Testing times for Europe, as far right move closer to centre-stage

This week mosques have been bombed in Sweden, in Dresden thousands of anti-immigrant marchers demand a halt the ‘Islamisation of the West’, and in Paris ‘Charlie Hebdo’ is attacked

Barely a week gone, and 2015 has already not proved a good advertisement for European tolerance and multiculturalism. Mosques have been bombed in Sweden, in Dresden thousands of anti-immigrant marchers demand a halt the "Islamisation of the West", and in Paris 12 die in the Charlie Hebdo attack.

Grist to the mill of the purveyors of hate. "When will Rutte and other western government leaders finally get the message: it's war," Dutch anti-Islamist Gert Wilders, currently up on incitement charges, railed on Wednesday. More fuel on the fire.

All reflect the same unhappy story of failed integration of Muslim communities into Europe and the poisonous effects of the growing gulf of misunderstanding and extremism opening up among both assimilees and assimilators. All raise the same difficult questions about how Europe’s mainstream parties should take on the challenges that are certain to arise.

2014 was a good year for the radical right. In the UK the rampant Ukip successfully drove its two big issues , immigration and “Brexit”, on to the political agenda with the desperate Tories rushing to embrace new curbs on migration and promises of “EU reform or else ...”

READ MORE

Success in shaping the political agenda was rewarded by political success for poll-topping Ukip in the European Parliament elections last May, a success mirrored by that of Marine Le Pen's Front National, which came out on top with 26 per cent – a historic score which has shaken the mainstream parties of left and right. Significantly, both have moved to toughen up their image on immigration.

Entering government

In the wake of those European elections , 2015 will test whether they can consolidate and even enter government. Citizens in at least eight EU member states will be voting for national parliaments in 2015 and in not a few there is a real danger that groups, racist or verging on racist, which a matter of five years ago would have been regarded as untouchable, will be invited in to government by parties which claim to despise them but are already bending over backwards to accommodate them.

In Italy they have already done it. In Norway ( I know, not EU) a right-wing government already includes the anti-immigrant Progress Party, now the country’s third party. In Denmark centre-left prime minister Helle Thorning-Schmidt has been losing popularity, and in some polls the anti-immigrant Danish People’s Party comes out top with over a fifth of the vote.
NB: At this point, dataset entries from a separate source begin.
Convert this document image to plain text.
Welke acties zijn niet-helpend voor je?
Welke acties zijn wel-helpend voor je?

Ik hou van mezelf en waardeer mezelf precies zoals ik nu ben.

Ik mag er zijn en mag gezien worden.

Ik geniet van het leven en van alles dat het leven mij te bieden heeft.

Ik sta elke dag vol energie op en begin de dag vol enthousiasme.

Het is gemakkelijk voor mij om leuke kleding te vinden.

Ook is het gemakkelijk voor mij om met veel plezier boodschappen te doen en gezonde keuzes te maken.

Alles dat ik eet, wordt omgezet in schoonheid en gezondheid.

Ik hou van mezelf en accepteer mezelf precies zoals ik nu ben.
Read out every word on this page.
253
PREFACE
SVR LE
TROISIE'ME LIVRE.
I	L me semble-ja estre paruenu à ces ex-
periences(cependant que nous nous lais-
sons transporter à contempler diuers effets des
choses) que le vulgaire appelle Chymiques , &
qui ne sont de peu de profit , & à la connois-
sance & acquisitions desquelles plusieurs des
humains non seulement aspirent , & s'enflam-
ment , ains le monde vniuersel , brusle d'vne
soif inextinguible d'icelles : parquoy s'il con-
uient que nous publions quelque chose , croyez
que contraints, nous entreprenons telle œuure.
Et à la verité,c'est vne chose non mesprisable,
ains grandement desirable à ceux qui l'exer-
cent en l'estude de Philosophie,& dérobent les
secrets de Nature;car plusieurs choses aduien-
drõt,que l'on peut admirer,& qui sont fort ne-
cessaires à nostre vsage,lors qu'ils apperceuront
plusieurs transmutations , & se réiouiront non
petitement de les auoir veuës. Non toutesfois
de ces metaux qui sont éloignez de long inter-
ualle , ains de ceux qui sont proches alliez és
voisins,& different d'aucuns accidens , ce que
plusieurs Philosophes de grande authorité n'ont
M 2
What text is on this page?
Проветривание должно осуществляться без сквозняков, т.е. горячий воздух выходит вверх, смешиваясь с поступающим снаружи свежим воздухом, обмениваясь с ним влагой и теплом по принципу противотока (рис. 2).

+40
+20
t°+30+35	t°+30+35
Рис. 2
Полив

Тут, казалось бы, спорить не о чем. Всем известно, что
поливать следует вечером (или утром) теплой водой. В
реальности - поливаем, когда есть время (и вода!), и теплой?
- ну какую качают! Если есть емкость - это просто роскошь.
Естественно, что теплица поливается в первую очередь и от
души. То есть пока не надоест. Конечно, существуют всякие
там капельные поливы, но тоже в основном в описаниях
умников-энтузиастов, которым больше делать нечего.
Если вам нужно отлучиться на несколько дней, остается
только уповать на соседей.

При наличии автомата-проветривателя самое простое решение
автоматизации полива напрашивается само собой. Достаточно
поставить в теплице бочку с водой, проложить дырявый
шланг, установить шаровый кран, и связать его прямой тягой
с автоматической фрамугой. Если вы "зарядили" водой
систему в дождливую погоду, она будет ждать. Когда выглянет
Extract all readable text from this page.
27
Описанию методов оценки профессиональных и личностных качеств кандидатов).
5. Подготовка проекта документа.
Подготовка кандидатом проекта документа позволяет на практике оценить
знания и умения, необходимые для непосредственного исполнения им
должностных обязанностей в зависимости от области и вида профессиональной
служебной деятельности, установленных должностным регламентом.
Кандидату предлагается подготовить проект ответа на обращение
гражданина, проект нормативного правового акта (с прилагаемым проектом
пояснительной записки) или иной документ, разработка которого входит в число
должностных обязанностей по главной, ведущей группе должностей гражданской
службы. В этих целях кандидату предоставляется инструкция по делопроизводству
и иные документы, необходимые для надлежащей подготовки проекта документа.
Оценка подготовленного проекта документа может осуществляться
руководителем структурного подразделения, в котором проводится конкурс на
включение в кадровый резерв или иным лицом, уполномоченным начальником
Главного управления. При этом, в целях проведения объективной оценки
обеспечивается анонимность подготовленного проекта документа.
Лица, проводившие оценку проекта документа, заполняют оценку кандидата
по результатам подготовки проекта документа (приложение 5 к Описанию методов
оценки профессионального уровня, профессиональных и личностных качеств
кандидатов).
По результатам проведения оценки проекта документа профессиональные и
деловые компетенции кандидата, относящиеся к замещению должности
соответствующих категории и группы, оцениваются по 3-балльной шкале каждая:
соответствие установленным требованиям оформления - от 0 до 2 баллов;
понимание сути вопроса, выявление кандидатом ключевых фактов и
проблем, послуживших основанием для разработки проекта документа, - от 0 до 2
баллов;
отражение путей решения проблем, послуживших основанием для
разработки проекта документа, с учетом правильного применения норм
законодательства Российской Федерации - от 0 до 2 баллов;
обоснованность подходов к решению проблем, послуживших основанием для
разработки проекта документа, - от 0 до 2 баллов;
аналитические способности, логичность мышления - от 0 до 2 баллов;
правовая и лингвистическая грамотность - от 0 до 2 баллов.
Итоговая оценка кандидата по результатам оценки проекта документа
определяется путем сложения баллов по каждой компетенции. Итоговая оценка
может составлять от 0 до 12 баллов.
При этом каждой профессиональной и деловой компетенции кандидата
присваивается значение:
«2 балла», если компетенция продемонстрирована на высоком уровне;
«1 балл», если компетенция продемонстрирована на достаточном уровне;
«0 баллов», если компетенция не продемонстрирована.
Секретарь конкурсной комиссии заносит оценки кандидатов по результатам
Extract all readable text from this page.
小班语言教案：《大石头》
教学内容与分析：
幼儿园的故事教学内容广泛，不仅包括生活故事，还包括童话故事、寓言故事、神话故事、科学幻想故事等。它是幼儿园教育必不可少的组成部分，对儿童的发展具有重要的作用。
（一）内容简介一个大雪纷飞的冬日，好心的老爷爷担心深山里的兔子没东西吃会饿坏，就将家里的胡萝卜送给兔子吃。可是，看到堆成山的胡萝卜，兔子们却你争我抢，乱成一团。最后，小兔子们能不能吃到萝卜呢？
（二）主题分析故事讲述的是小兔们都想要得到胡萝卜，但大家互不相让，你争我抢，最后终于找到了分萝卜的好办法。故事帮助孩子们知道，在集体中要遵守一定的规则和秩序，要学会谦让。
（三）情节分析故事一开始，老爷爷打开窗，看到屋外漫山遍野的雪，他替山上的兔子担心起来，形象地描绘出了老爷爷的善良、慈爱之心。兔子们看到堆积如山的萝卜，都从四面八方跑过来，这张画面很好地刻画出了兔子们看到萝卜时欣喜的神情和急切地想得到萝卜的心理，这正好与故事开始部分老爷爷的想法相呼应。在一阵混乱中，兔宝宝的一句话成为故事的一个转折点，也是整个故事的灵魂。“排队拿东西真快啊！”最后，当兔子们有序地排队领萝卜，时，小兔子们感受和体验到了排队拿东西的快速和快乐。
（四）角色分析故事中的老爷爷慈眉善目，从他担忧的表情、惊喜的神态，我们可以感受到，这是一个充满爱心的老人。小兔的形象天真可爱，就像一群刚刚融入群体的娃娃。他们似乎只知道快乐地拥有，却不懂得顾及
In the Netherlands, Wilders is leading in the polls despite the incitement charges.

And yet two important developments, in Germany and Sweden, suggest that accommodating the far-right is not the only strategy to deal with their seemingly irresistible rise.

Nazis in pinstripes

In Germany establishment parties have ruled out co-operation with Pegida, the German acronym for “Patriotic Europeans Against Islamisation of the West”, while an uncharacteristically robust

Angela Merkel

denounced the group as having “hatred in their hearts” and its leaders as “Nazis in pinstripes”.To her credit she has also told

David Cameron

only this week that she is not prepared to pander on immigration by dismantling EU treaty commitments to free movement.

Just as crucially she and her party, as well as business leaders and unions, have been prepared to argue publicly that immigration is a good thing both socially: Germany has a fast-ageing population: and economically: immigrants pay far more tax than the social welfare benefits they are allegedly sponging. Would that a courageous Tory politician would explain to Nigel Farage that same truth.

As John FitzGerald wrote recently in this paper, contrary to widespread misapprehensions, one recent survey (NIESR) shows immigration is not just a short-term gain for the UK economy. “The researchers found that the foreigners in their sample were 4.5 per cent less likely to claim benefits than the native population. They estimated that, if the UK government had achieved its targeted reduction in immigration, aggregate and per-capita GDP would be significantly lower in the long term than if immigration continued at its current rate.”

In Sweden the minority Social Democrat government had opted for an early election in the face of “impossible” parliamentary arithmetic that allowed the far-right Sweden Democrats a policy veto. To cut them out of the loop, prime minister Stefan Löfven agreed with the conservative opposition a pact that will see his budget – and any possible subsequent conservative minority government’s budget – through. He then cancelled the election, which polls showed was unlikely to shift the balance anyway.

It’s an innovative arrangement that might be studied by Fine Gael and Fianna Fáil, as they too face into a deeply uncertain election and the likelihood of a majority-less Dáil.